Glastonbury 2023: Emily Eavis addresses concerns over £340 ticket price

Co-organiser Emily Eavis blamed the increase on the ‘enormous rises in the costs of running this vast show’ and the continuing fallout from the pandemic

The cost of Glastonbury tickets has risen from £265 plus a £5 booking fee in 2019 – the last time tickets went on sale – to £335 plus £5 booking fee for the 2023 edition of the festival.

Anyone who put down their £50 deposit in 2019 for the 2020 festival ultimately paid £280 plus £5 booking fee to attend the 2022 festival, an increase that reflected rising costs in the interim.

As fans expressed their dismay at the 19% year-on-year rise in the ticket price, co-organiser Emily Eavis responded on Twitter.

“We have tried very hard to minimise the increase in price on the ticket but we’re facing enormous rises in the costs of running this vast show, whilst still recovering from the huge financial impact of two years without a festival because of Covid.

“The £50 deposit on ticket sales day in November will be the same as ever, with the balance not due until April.”

She said that the usual opportunities would be available for “thousands of people” to volunteer or work as part of the crew.

“In these incredibly challenging times, we want to continue to bring you the best show in the world and provide our charities with funds which are more vital than ever. We are, as always, hugely appreciative of your ongoing support.”

Comparable festivals have not been subject to such drastic ticket price rises. A 2023 ticket for the Reading and Leeds festivals is marginally cheaper than in 2022; tickets for Green Man in Wales have risen from £210 for 2022 to £235 for 2023; End of the Road has risen from £190 to £235.

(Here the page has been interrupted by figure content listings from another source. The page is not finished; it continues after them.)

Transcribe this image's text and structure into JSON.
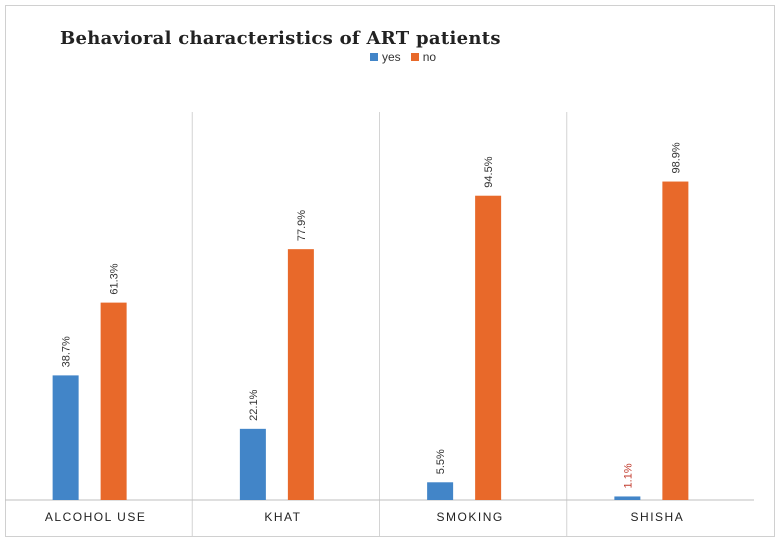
{
  "chart_data": {
    "type": "bar",
    "title": "Behavioral characteristics of ART patients",
    "categories": [
      "ALCOHOL USE",
      "KHAT",
      "SMOKING",
      "SHISHA"
    ],
    "series": [
      {
        "name": "yes",
        "color": "#4285c8",
        "values": [
          38.7,
          22.1,
          5.5,
          1.1
        ],
        "labels": [
          "38.7%",
          "22.1%",
          "5.5%",
          "1.1%"
        ],
        "label_colors": [
          "#333333",
          "#333333",
          "#333333",
          "#c0392b"
        ]
      },
      {
        "name": "no",
        "color": "#e8692a",
        "values": [
          61.3,
          77.9,
          94.5,
          98.9
        ],
        "labels": [
          "61.3%",
          "77.9%",
          "94.5%",
          "98.9%"
        ],
        "label_colors": [
          "#333333",
          "#333333",
          "#333333",
          "#333333"
        ]
      }
    ],
    "xlabel": "",
    "ylabel": "",
    "ylim": [
      0,
      100
    ],
    "grid": false,
    "legend_position": "top"
  }
}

Emily Eavis introducing Greta Thunberg on stage at Glastonbury 2022.
Emily Eavis introducing Greta Thunberg on stage at Glastonbury 2022. Photograph: Guy Bell/Rex/Shutterstock

The Glastonbury price jump may appear starker because no event was held in 2021, when some of its competitors returned, and most of the ticket sales for the cancelled 2020 event were carried over for its return this year, meaning the rise in costs has been less incremental.

Nonetheless, every British festival is dealing with rising inflation: in 2020, the average UK rate was about 1%, and many festivals honoured their 2020 ticket sale prices for their returns in 2021 or 2022; this year it has risen in excess of 9%.

Events are also dealing with supply chain pressures, a dearth of technical and security staff – many of whom retrained in other industries when the 2020 lockdowns rendered their jobs obsolete for a period – and British touring infrastructure companies rebasing themselves in Europe to accommodate new Brexit rules around equipment transportation.

In addition, there has been a striking rise in even well-known musicians cancelling shows and admitting that touring has become unaffordable, as well as the cost of living crisis shaking audience demand in the sector as ticket purchases become luxury items.

The UK music industry also remains one-third smaller than it was prior to the pandemic. Last month, UK Music, the body representing artists, labels and the live industry, called for a package of support including tax relief, a VAT cut for struggling venues and a streamlining of restrictions affecting workers and touring between Europe and the UK.

Glastonbury coach tickets go on sale on 3 November, with standard tickets to follow on 6 November. Prospective purchasers must register in advance, part of Glastonbury’s effort to stop tickets ending up in the hands of touts.

Next year’s festival will run from 21 to 25 June. No headliners have been announced, but Glastonbury founder Michael Eavis has previously said that the top-billing acts for 2023 and 2024 are already in place.

• This story was amended on 18 October 2022 to clarify the ticket price for Glastonbury 2022.